This, after fires continue to plague and destroy Cape Town’s South Peninsula.
In a statement released on Thursday morning, Zuma blamed Van Riebeeck for bringing fire to Africa in the seventeenth century.
Van Riebeek arrived in the Cape on 6 April 1652.
Zuma is adamant the Dutch colonial administrator not only brought the concept of fire to the continent, but also threw a cigarette butt out of his ship, the Dromedaris.
Speaking pool side at Nkandla on Thursday, Zuma said, “I have set up a task team to investigate the matter, but we do believe a cigarette butt can remain dormant for hundreds of years, before re-igniting of its own accord. We believe this is what happened in Cape Town, and Van Riebeeck must pay.”

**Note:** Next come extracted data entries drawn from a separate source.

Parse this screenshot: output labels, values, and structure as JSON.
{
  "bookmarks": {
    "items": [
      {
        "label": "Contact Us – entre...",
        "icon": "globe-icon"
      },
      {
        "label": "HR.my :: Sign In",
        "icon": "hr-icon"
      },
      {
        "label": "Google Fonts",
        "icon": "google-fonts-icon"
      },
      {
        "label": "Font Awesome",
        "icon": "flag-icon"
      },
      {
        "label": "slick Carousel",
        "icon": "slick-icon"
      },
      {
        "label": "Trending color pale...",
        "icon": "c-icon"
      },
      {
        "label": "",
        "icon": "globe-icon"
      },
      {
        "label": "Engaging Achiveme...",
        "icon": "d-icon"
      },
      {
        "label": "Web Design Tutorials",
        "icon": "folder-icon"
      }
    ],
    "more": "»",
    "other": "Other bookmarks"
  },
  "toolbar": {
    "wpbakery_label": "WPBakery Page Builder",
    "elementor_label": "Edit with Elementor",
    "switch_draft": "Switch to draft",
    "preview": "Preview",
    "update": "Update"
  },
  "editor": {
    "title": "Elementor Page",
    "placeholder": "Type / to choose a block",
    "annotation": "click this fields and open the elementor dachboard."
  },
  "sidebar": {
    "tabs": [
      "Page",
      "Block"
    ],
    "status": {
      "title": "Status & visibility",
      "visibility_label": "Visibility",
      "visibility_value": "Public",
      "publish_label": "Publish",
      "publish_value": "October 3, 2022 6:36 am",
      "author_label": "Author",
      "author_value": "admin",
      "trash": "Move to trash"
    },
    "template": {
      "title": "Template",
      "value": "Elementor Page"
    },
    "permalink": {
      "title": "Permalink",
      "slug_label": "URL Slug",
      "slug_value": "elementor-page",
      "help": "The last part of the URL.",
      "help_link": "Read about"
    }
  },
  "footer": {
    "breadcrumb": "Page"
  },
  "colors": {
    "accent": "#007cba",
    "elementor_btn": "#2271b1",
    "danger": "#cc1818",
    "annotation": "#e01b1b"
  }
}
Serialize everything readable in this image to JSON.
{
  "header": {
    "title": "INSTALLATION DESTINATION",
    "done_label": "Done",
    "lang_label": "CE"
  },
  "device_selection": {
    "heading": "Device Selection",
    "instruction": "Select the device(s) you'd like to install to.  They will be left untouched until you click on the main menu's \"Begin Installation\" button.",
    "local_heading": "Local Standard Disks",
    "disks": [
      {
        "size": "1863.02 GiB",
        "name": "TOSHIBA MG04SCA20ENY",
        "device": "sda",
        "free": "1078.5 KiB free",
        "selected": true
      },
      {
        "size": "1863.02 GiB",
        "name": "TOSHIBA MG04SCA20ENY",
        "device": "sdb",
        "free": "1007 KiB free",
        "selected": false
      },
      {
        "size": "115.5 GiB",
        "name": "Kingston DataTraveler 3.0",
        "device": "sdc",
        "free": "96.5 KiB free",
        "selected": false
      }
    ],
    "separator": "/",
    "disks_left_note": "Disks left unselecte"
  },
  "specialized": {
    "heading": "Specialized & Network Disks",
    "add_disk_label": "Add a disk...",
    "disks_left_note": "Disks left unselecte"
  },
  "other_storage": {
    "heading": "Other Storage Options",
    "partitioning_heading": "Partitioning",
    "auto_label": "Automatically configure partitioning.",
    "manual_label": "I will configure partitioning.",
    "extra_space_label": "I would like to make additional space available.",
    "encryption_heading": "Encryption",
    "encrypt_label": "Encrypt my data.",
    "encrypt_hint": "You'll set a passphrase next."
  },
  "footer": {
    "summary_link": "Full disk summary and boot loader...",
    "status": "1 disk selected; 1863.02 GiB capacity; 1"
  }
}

Zuma said he would also consider the banning of smoking on all boats near all mountains in the country.
Meanwhile, in an act of goodwill, Zuma has offered up his fire pool at Nkandla to assist with the dousing of the flames in the Cape, as fire-fighters finally manage to get the flames under control.
Zuma ordered his four wives to make the trek down to the Cape, each with a bucket of water taken from his Nkandla fire pool.
His wives left on foot on Friday morning, and are due to arrive in the Cape on 6 August 2017.
Van Riebeeck, however, could not be reached for comment.